All statistical comparisons of groups were assessed using JMP® (Version 16.0)33. Group means were compared using Student’s t-test or Dunnett’s Test (control group = counties without university enrollment). Comparisons were significant at p < 0.05. Age-adjusted case and mortality rates were modeled separately as dependent variables. Models were stratified by county university enrollment size, totaling eight standard least squares regression models. Final model selections were made using backwards Bayesian Information Criterion (BIC)-based stepwise regression. Overall significance of an independent variable was assessed by its frequency of inclusion in each of the four county university enrollment types, as well as averaging the logWorth (calculated as -log10(p-value)) of that variable across all four university county types.

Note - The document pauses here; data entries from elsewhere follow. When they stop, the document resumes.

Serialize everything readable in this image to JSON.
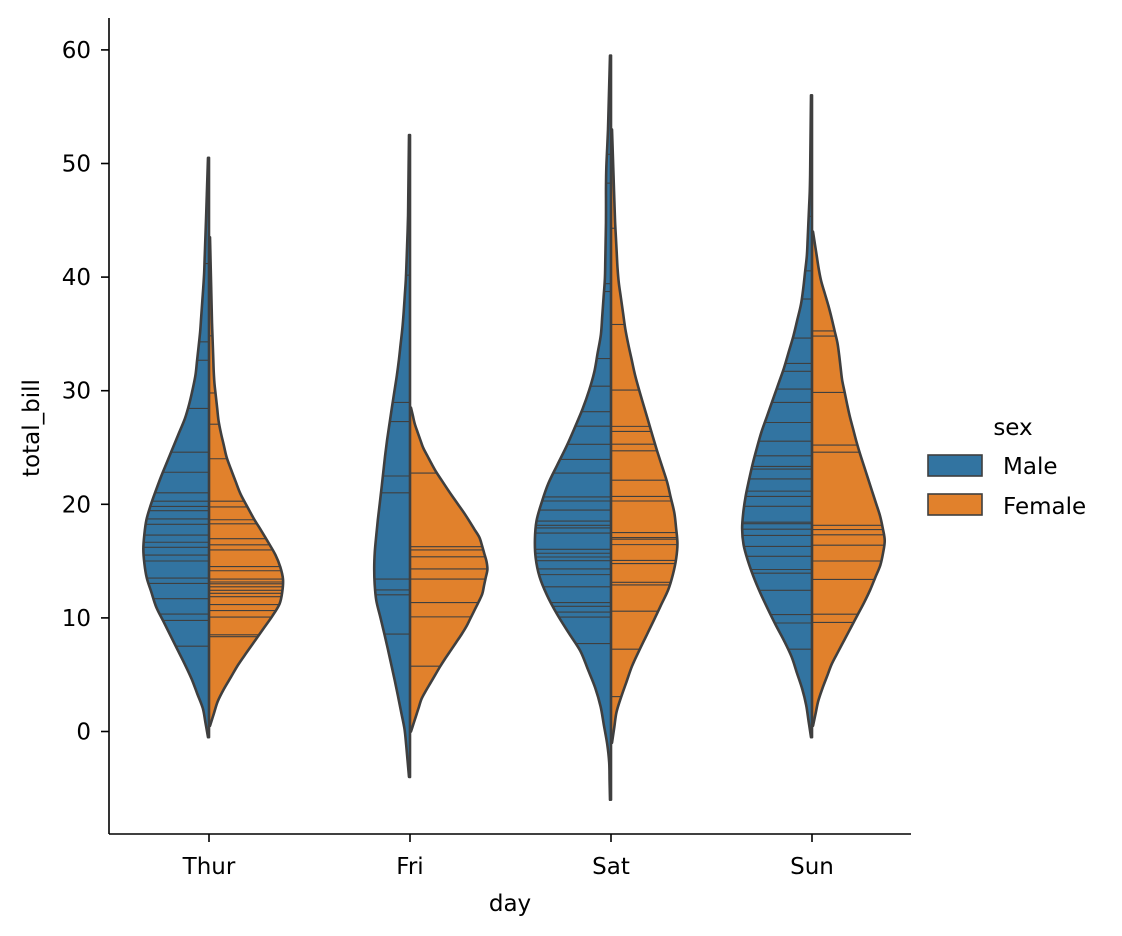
{
  "chart_data": {
    "type": "violin",
    "split": true,
    "inner": "stick",
    "xlabel": "day",
    "ylabel": "total_bill",
    "categories": [
      "Thur",
      "Fri",
      "Sat",
      "Sun"
    ],
    "ylim": [
      -9,
      63
    ],
    "yticks": [
      0,
      10,
      20,
      30,
      40,
      50,
      60
    ],
    "legend": {
      "title": "sex",
      "position": "right"
    },
    "colors": {
      "Male": "#3274a1",
      "Female": "#e1812c",
      "outline": "#3f3f3f"
    },
    "series": [
      {
        "name": "Male",
        "violins": [
          {
            "category": "Thur",
            "range": [
              -0.5,
              50.5
            ],
            "profile": [
              [
                -0.5,
                0.01
              ],
              [
                2,
                0.06
              ],
              [
                5,
                0.19
              ],
              [
                8,
                0.36
              ],
              [
                11,
                0.53
              ],
              [
                14,
                0.64
              ],
              [
                16.5,
                0.66
              ],
              [
                19,
                0.62
              ],
              [
                22,
                0.5
              ],
              [
                25,
                0.36
              ],
              [
                28,
                0.22
              ],
              [
                31,
                0.14
              ],
              [
                35,
                0.09
              ],
              [
                40,
                0.05
              ],
              [
                45,
                0.03
              ],
              [
                50.5,
                0.01
              ]
            ],
            "sticks": [
              7.51,
              9.78,
              10.34,
              11.69,
              13.03,
              13.51,
              15.01,
              15.53,
              16.21,
              16.66,
              17.29,
              18.24,
              18.71,
              19.44,
              19.81,
              20.27,
              21.01,
              22.82,
              24.59,
              28.44,
              32.68,
              34.3,
              41.19,
              48.17
            ]
          },
          {
            "category": "Fri",
            "range": [
              -4,
              52.5
            ],
            "profile": [
              [
                -4,
                0.01
              ],
              [
                0,
                0.05
              ],
              [
                4,
                0.14
              ],
              [
                8,
                0.24
              ],
              [
                12,
                0.35
              ],
              [
                15,
                0.36
              ],
              [
                18,
                0.33
              ],
              [
                21,
                0.29
              ],
              [
                25,
                0.24
              ],
              [
                28,
                0.19
              ],
              [
                32,
                0.12
              ],
              [
                36,
                0.07
              ],
              [
                40,
                0.04
              ],
              [
                45,
                0.02
              ],
              [
                52.5,
                0.01
              ]
            ],
            "sticks": [
              8.58,
              12.03,
              12.46,
              13.42,
              21.01,
              22.49,
              27.28,
              28.97,
              40.17
            ]
          },
          {
            "category": "Sat",
            "range": [
              -6,
              59.5
            ],
            "profile": [
              [
                -6,
                0.01
              ],
              [
                -2,
                0.02
              ],
              [
                3,
                0.12
              ],
              [
                7,
                0.3
              ],
              [
                10,
                0.52
              ],
              [
                13,
                0.7
              ],
              [
                16,
                0.77
              ],
              [
                19,
                0.74
              ],
              [
                22,
                0.62
              ],
              [
                25,
                0.45
              ],
              [
                28,
                0.3
              ],
              [
                31,
                0.18
              ],
              [
                35,
                0.1
              ],
              [
                40,
                0.06
              ],
              [
                45,
                0.05
              ],
              [
                49,
                0.05
              ],
              [
                53,
                0.03
              ],
              [
                59.5,
                0.01
              ]
            ],
            "sticks": [
              7.74,
              10.07,
              10.51,
              11.02,
              11.35,
              12.74,
              13.81,
              14.31,
              15.04,
              15.36,
              15.69,
              16.04,
              17.47,
              17.92,
              18.15,
              18.52,
              19.49,
              20.29,
              20.65,
              22.75,
              23.95,
              25.28,
              26.88,
              28.15,
              30.4,
              32.83,
              38.73,
              39.42,
              48.27,
              50.81
            ]
          },
          {
            "category": "Sun",
            "range": [
              -0.5,
              56
            ],
            "profile": [
              [
                -0.5,
                0.01
              ],
              [
                3,
                0.07
              ],
              [
                7,
                0.22
              ],
              [
                10,
                0.4
              ],
              [
                13,
                0.56
              ],
              [
                16,
                0.68
              ],
              [
                18,
                0.7
              ],
              [
                20,
                0.68
              ],
              [
                23,
                0.61
              ],
              [
                26,
                0.52
              ],
              [
                29,
                0.4
              ],
              [
                32,
                0.28
              ],
              [
                35,
                0.18
              ],
              [
                38,
                0.1
              ],
              [
                42,
                0.05
              ],
              [
                48,
                0.02
              ],
              [
                56,
                0.01
              ]
            ],
            "sticks": [
              7.25,
              9.55,
              10.29,
              12.43,
              13.94,
              14.26,
              15.42,
              16.29,
              17.26,
              17.81,
              18.29,
              18.43,
              19.82,
              20.69,
              21.16,
              22.23,
              23.1,
              23.33,
              24.27,
              25.56,
              27.2,
              28.97,
              30.14,
              31.71,
              32.4,
              34.63,
              38.07,
              40.55,
              45.35,
              48.17
            ]
          }
        ]
      },
      {
        "name": "Female",
        "violins": [
          {
            "category": "Thur",
            "range": [
              0.5,
              43.5
            ],
            "profile": [
              [
                0.5,
                0.01
              ],
              [
                3,
                0.1
              ],
              [
                6,
                0.3
              ],
              [
                8.5,
                0.5
              ],
              [
                11,
                0.7
              ],
              [
                13,
                0.75
              ],
              [
                15,
                0.7
              ],
              [
                17,
                0.57
              ],
              [
                19,
                0.43
              ],
              [
                21,
                0.31
              ],
              [
                24,
                0.18
              ],
              [
                27,
                0.1
              ],
              [
                31,
                0.05
              ],
              [
                36,
                0.03
              ],
              [
                43.5,
                0.01
              ]
            ],
            "sticks": [
              8.35,
              8.51,
              10.07,
              10.65,
              11.17,
              11.87,
              12.16,
              12.43,
              12.74,
              13.0,
              13.16,
              13.42,
              14.15,
              14.52,
              15.98,
              16.43,
              16.97,
              18.28,
              18.64,
              19.77,
              20.27,
              24.01,
              27.05,
              29.8,
              34.83,
              43.11
            ]
          },
          {
            "category": "Fri",
            "range": [
              0,
              28.5
            ],
            "profile": [
              [
                0,
                0.01
              ],
              [
                3,
                0.12
              ],
              [
                6,
                0.32
              ],
              [
                9,
                0.55
              ],
              [
                12,
                0.72
              ],
              [
                14.5,
                0.78
              ],
              [
                17,
                0.7
              ],
              [
                19,
                0.56
              ],
              [
                21,
                0.4
              ],
              [
                23,
                0.25
              ],
              [
                25,
                0.13
              ],
              [
                27,
                0.05
              ],
              [
                28.5,
                0.01
              ]
            ],
            "sticks": [
              5.75,
              10.09,
              11.35,
              13.42,
              14.31,
              15.38,
              15.98,
              16.27,
              22.75
            ]
          },
          {
            "category": "Sat",
            "range": [
              -1,
              53
            ],
            "profile": [
              [
                -1,
                0.01
              ],
              [
                2,
                0.06
              ],
              [
                6,
                0.22
              ],
              [
                10,
                0.44
              ],
              [
                13,
                0.6
              ],
              [
                16,
                0.67
              ],
              [
                19,
                0.64
              ],
              [
                22,
                0.56
              ],
              [
                25,
                0.45
              ],
              [
                28,
                0.35
              ],
              [
                31,
                0.25
              ],
              [
                35,
                0.15
              ],
              [
                40,
                0.07
              ],
              [
                45,
                0.04
              ],
              [
                53,
                0.01
              ]
            ],
            "sticks": [
              3.07,
              7.25,
              10.59,
              12.9,
              13.13,
              14.78,
              15.06,
              16.45,
              16.93,
              17.07,
              17.51,
              20.29,
              20.69,
              22.12,
              24.71,
              25.29,
              26.41,
              26.86,
              30.06,
              35.83,
              44.3
            ]
          },
          {
            "category": "Sun",
            "range": [
              0.5,
              44
            ],
            "profile": [
              [
                0.5,
                0.01
              ],
              [
                3,
                0.07
              ],
              [
                6,
                0.2
              ],
              [
                9,
                0.38
              ],
              [
                12,
                0.56
              ],
              [
                15,
                0.7
              ],
              [
                17,
                0.73
              ],
              [
                19,
                0.68
              ],
              [
                22,
                0.57
              ],
              [
                25,
                0.46
              ],
              [
                28,
                0.37
              ],
              [
                31,
                0.3
              ],
              [
                34,
                0.26
              ],
              [
                37,
                0.18
              ],
              [
                40,
                0.08
              ],
              [
                44,
                0.01
              ]
            ],
            "sticks": [
              9.6,
              10.33,
              13.39,
              15.01,
              16.4,
              17.31,
              17.78,
              18.15,
              24.59,
              25.21,
              29.85,
              34.81,
              35.26
            ]
          }
        ]
      }
    ]
  }
}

Since the college reopening dataset contained both quantitative and qualitative variables, a factor analysis of mixed data using the FactomineR package34 in R (version 4.1.2) was conducted to identify important variables related to university reopening plans. Once the contributions of these variables to the overall variance of the dataset were assessed, a hierarchical cluster analysis was performed (using Bartlett test of sphericity, p < 0.05) to identify similar school mitigation strategy clusters associated with population-adjusted COVID-19 cases at the county level.
Finally, due to overdispersion in the case data, we fit negative binomial models using the MASS package35 to identify university COVID-19 mitigation strategies and other county-level variables that significantly predicted population-adjusted county COVID cases in the Fall 2020 semester. Model fits were evaluated with the performance package36 which gives a performance score based on the model’s BIC, Nagelkerke’s R2, and root-mean square error.